Sunday, November 23, 2014

Natural Snowmaking Today

It doesn’t need a reason to snow in Little Cottonwood Canyon; it needs a reason to stop.” 
- Alta Meteorologist Mike Kok

The natural advantages of upper Little Cottonwood Canyon and the high terrain surrounding the Cottonwoods are on display today.  It doesn't look like much, but notice the weak radar reflectivities that have been lingering in the central Wasatch this afternoon.  Alta and upper Little Cottonwood Canyon identified with a red box.


Those weak radar returns have been producing about an inch an hour of low-density fluff at the Alta-Collins site this afternoon.  

Most of that snow growth is probably occurring at very low levels, some of it below the radar beam.  This is often a problem in shallow orographic storms, as illustrated conceptually in the figure below from my book Secrets of the Greatest Snow on Earth.
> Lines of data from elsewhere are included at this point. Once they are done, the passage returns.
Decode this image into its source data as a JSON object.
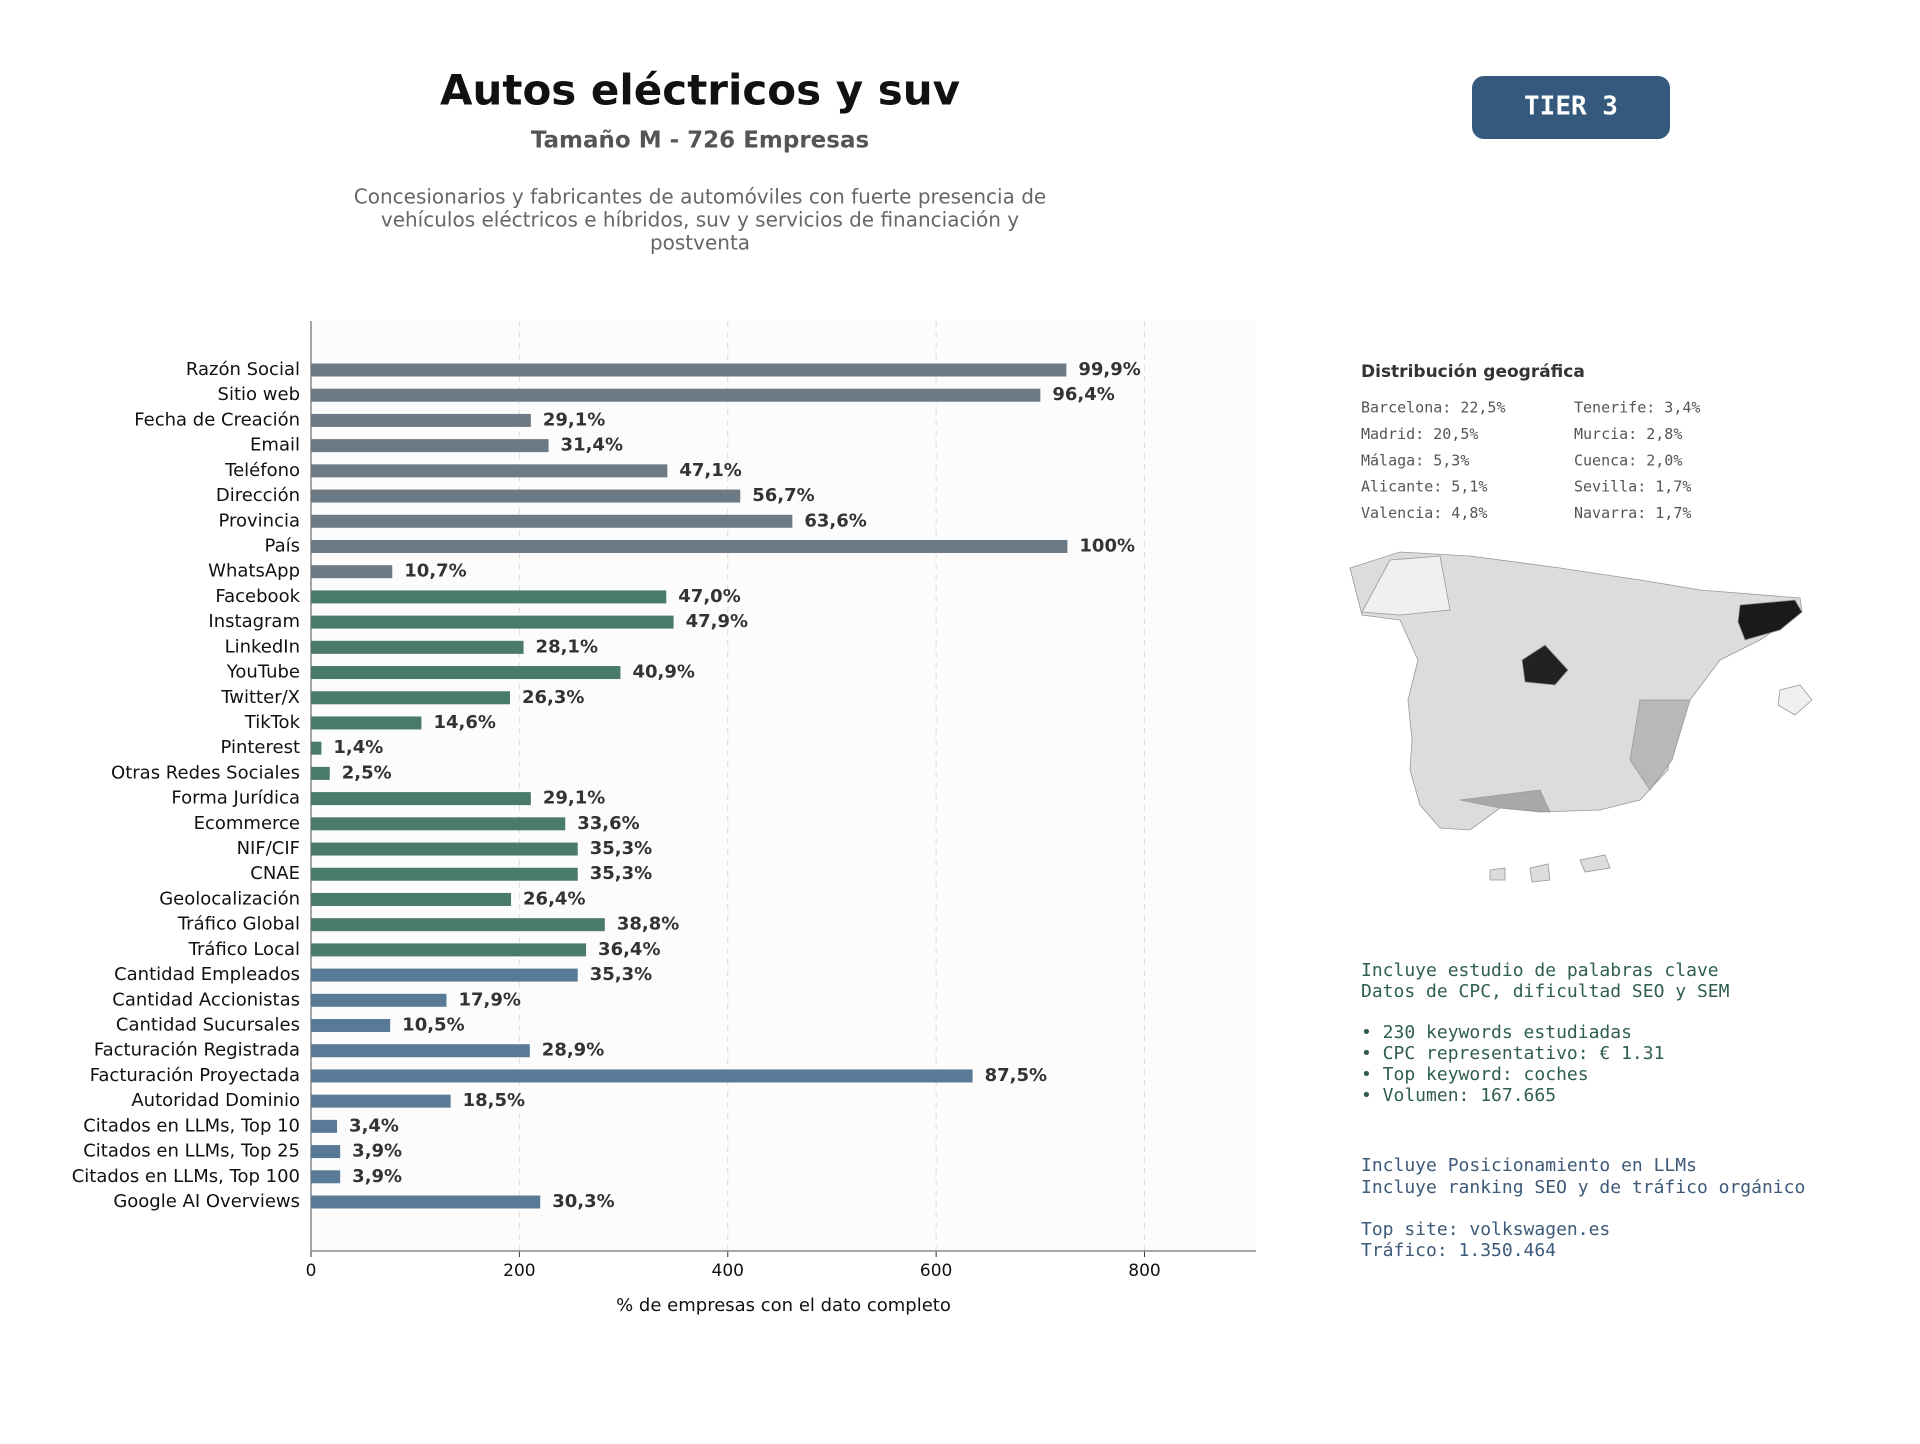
{
  "header": {
    "title": "Autos eléctricos y suv",
    "subtitle": "Tamaño M - 726 Empresas",
    "description": [
      "Concesionarios y fabricantes de automóviles con fuerte presencia de",
      "vehículos eléctricos e híbridos, suv y servicios de financiación y",
      "postventa"
    ]
  },
  "badge": "TIER 3",
  "chart_data": {
    "type": "bar",
    "orientation": "horizontal",
    "xlabel": "% de empresas con el dato completo",
    "categories": [
      "Razón Social",
      "Sitio web",
      "Fecha de Creación",
      "Email",
      "Teléfono",
      "Dirección",
      "Provincia",
      "País",
      "WhatsApp",
      "Facebook",
      "Instagram",
      "LinkedIn",
      "YouTube",
      "Twitter/X",
      "TikTok",
      "Pinterest",
      "Otras Redes Sociales",
      "Forma Jurídica",
      "Ecommerce",
      "NIF/CIF",
      "CNAE",
      "Geolocalización",
      "Tráfico Global",
      "Tráfico Local",
      "Cantidad Empleados",
      "Cantidad Accionistas",
      "Cantidad Sucursales",
      "Facturación Registrada",
      "Facturación Proyectada",
      "Autoridad Dominio",
      "Citados en LLMs, Top 10",
      "Citados en LLMs, Top 25",
      "Citados en LLMs, Top 100",
      "Google AI Overviews"
    ],
    "values": [
      725,
      700,
      211,
      228,
      342,
      412,
      462,
      726,
      78,
      341,
      348,
      204,
      297,
      191,
      106,
      10,
      18,
      211,
      244,
      256,
      256,
      192,
      282,
      264,
      256,
      130,
      76,
      210,
      635,
      134,
      25,
      28,
      28,
      220
    ],
    "value_labels": [
      "99,9%",
      "96,4%",
      "29,1%",
      "31,4%",
      "47,1%",
      "56,7%",
      "63,6%",
      "100%",
      "10,7%",
      "47,0%",
      "47,9%",
      "28,1%",
      "40,9%",
      "26,3%",
      "14,6%",
      "1,4%",
      "2,5%",
      "29,1%",
      "33,6%",
      "35,3%",
      "35,3%",
      "26,4%",
      "38,8%",
      "36,4%",
      "35,3%",
      "17,9%",
      "10,5%",
      "28,9%",
      "87,5%",
      "18,5%",
      "3,4%",
      "3,9%",
      "3,9%",
      "30,3%"
    ],
    "colors": [
      "#6c7a86",
      "#6c7a86",
      "#6c7a86",
      "#6c7a86",
      "#6c7a86",
      "#6c7a86",
      "#6c7a86",
      "#6c7a86",
      "#6c7a86",
      "#4a7a68",
      "#4a7a68",
      "#4a7a68",
      "#4a7a68",
      "#4a7a68",
      "#4a7a68",
      "#4a7a68",
      "#4a7a68",
      "#4a7a68",
      "#4a7a68",
      "#4a7a68",
      "#4a7a68",
      "#4a7a68",
      "#4a7a68",
      "#4a7a68",
      "#587a96",
      "#587a96",
      "#587a96",
      "#587a96",
      "#587a96",
      "#587a96",
      "#587a96",
      "#587a96",
      "#587a96",
      "#587a96"
    ],
    "xlim": [
      0,
      907
    ],
    "xticks": [
      0,
      200,
      400,
      600,
      800
    ],
    "grid": true
  },
  "geo": {
    "title": "Distribución geográfica",
    "items": [
      "Barcelona: 22,5%",
      "Madrid: 20,5%",
      "Málaga: 5,3%",
      "Alicante: 5,1%",
      "Valencia: 4,8%",
      "Tenerife: 3,4%",
      "Murcia: 2,8%",
      "Cuenca: 2,0%",
      "Sevilla: 1,7%",
      "Navarra: 1,7%"
    ]
  },
  "keywords": [
    "Incluye estudio de palabras clave",
    "Datos de CPC, dificultad SEO y SEM",
    "• 230 keywords estudiadas",
    "• CPC representativo: € 1.31",
    "• Top keyword: coches",
    "• Volumen: 167.665"
  ],
  "llm": [
    "Incluye Posicionamiento en LLMs",
    "Incluye ranking SEO y de tráfico orgánico",
    "Top site: volkswagen.es",
    "Tráfico: 1.350.464"
  ]
}
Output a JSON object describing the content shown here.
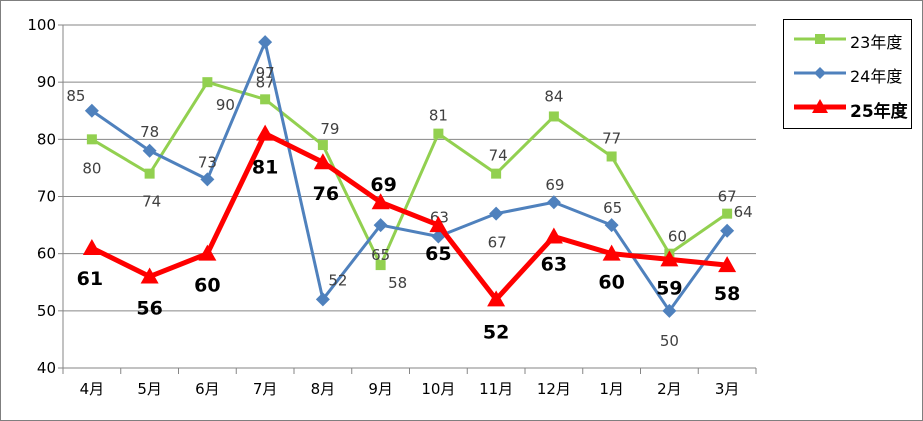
{
  "colors": {
    "s23": "#92d050",
    "s24": "#4f81bd",
    "s25": "#ff0000",
    "grid": "#868686"
  },
  "chart_data": {
    "type": "line",
    "categories": [
      "4月",
      "5月",
      "6月",
      "7月",
      "8月",
      "9月",
      "10月",
      "11月",
      "12月",
      "1月",
      "2月",
      "3月"
    ],
    "yticks": [
      "40",
      "50",
      "60",
      "70",
      "80",
      "90",
      "100"
    ],
    "ylim": [
      40,
      100
    ],
    "grid": true,
    "legend": "right",
    "series": [
      {
        "name": "23年度",
        "marker": "square",
        "values": [
          80,
          74,
          90,
          87,
          79,
          58,
          81,
          74,
          84,
          77,
          60,
          67
        ],
        "labels": [
          "80",
          "74",
          "90",
          "87",
          "79",
          "58",
          "81",
          "74",
          "84",
          "77",
          "60",
          "67"
        ]
      },
      {
        "name": "24年度",
        "marker": "diamond",
        "values": [
          85,
          78,
          73,
          97,
          52,
          65,
          63,
          67,
          69,
          65,
          50,
          64
        ],
        "labels": [
          "85",
          "78",
          "73",
          "97",
          "52",
          "65",
          "63",
          "67",
          "69",
          "65",
          "50",
          "64"
        ]
      },
      {
        "name": "25年度",
        "marker": "triangle",
        "values": [
          61,
          56,
          60,
          81,
          76,
          69,
          65,
          52,
          63,
          60,
          59,
          58
        ],
        "labels": [
          "61",
          "56",
          "60",
          "81",
          "76",
          "69",
          "65",
          "52",
          "63",
          "60",
          "59",
          "58"
        ]
      }
    ]
  }
}
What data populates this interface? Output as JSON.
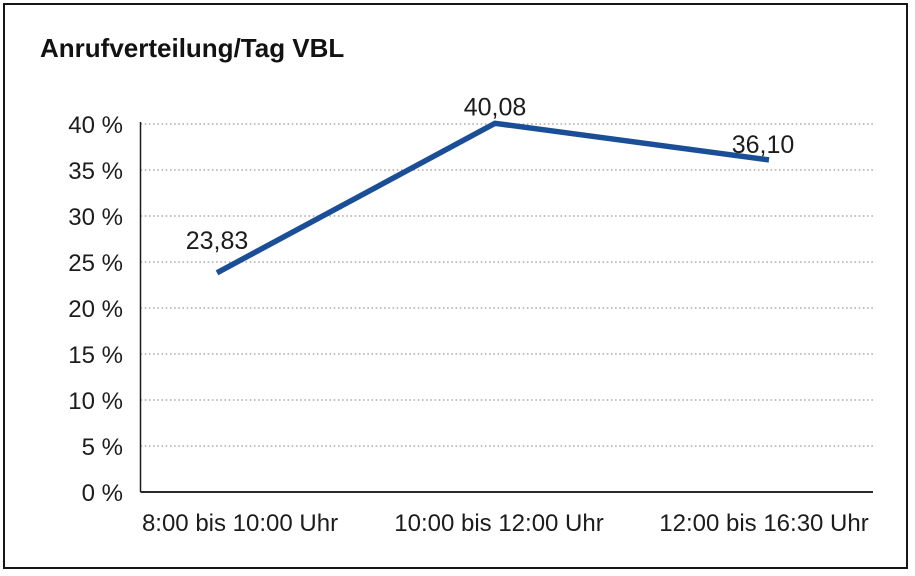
{
  "chart_data": {
    "type": "line",
    "title": "Anrufverteilung/Tag VBL",
    "categories": [
      "8:00 bis 10:00 Uhr",
      "10:00 bis 12:00 Uhr",
      "12:00 bis 16:30 Uhr"
    ],
    "values": [
      23.83,
      40.08,
      36.1
    ],
    "value_labels": [
      "23,83",
      "40,08",
      "36,10"
    ],
    "xlabel": "",
    "ylabel": "",
    "ylim": [
      0,
      40
    ],
    "yticks": [
      0,
      5,
      10,
      15,
      20,
      25,
      30,
      35,
      40
    ],
    "ytick_labels": [
      "0 %",
      "5 %",
      "10 %",
      "15 %",
      "20 %",
      "25 %",
      "30 %",
      "35 %",
      "40 %"
    ],
    "grid": "horizontal-dotted",
    "legend_position": "none",
    "line_color": "#1a4e96",
    "text_color": "#1c1c1c",
    "grid_color": "#9c9c9c",
    "axis_color": "#2a2a2a"
  }
}
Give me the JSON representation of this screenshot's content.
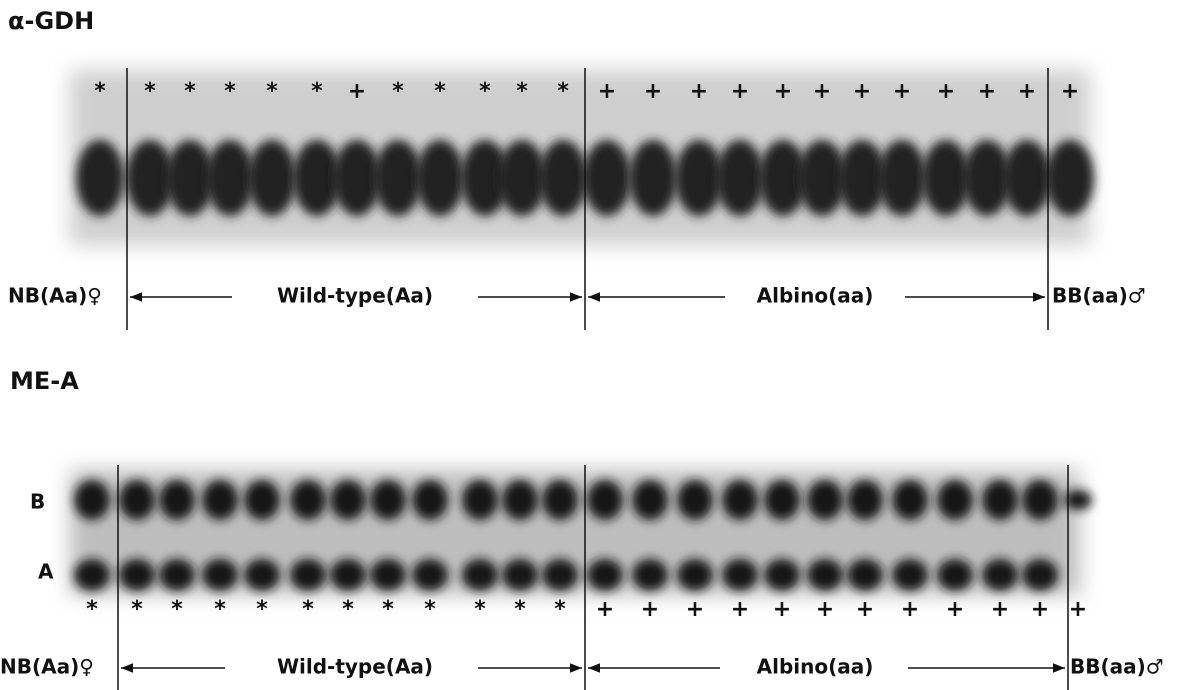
{
  "panels": [
    {
      "title": "α-GDH",
      "lane_markers": [
        "*",
        "*",
        "*",
        "*",
        "*",
        "*",
        "+",
        "*",
        "*",
        "*",
        "*",
        "*",
        "+",
        "+",
        "+",
        "+",
        "+",
        "+",
        "+",
        "+",
        "+",
        "+",
        "+",
        "+"
      ],
      "labels": {
        "nb": "NB(Aa)♀",
        "wild_type": "Wild-type(Aa)",
        "albino": "Albino(aa)",
        "bb": "BB(aa)♂"
      }
    },
    {
      "title": "ME-A",
      "band_labels": [
        "B",
        "A"
      ],
      "lane_markers": [
        "*",
        "*",
        "*",
        "*",
        "*",
        "*",
        "*",
        "*",
        "*",
        "*",
        "*",
        "*",
        "+",
        "+",
        "+",
        "+",
        "+",
        "+",
        "+",
        "+",
        "+",
        "+",
        "+",
        "+"
      ],
      "labels": {
        "nb": "NB(Aa)♀",
        "wild_type": "Wild-type(Aa)",
        "albino": "Albino(aa)",
        "bb": "BB(aa)♂"
      }
    }
  ]
}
Source: Secrets of the Greatest Snow on Earth
If you look carefully at the radar loop above, you can see another area of light but persistent radar returns in the mountains southeast of north Salt Lake and Bountiful.  Here and in the Cottonwoods further south, the northwesterly flow is encountering pronounced concavities in the terrain thanks to the Avenues foothills and the Traverse Range, respectively, which extend westward from the main body of the Wasatch.  Coincidence?  I think not.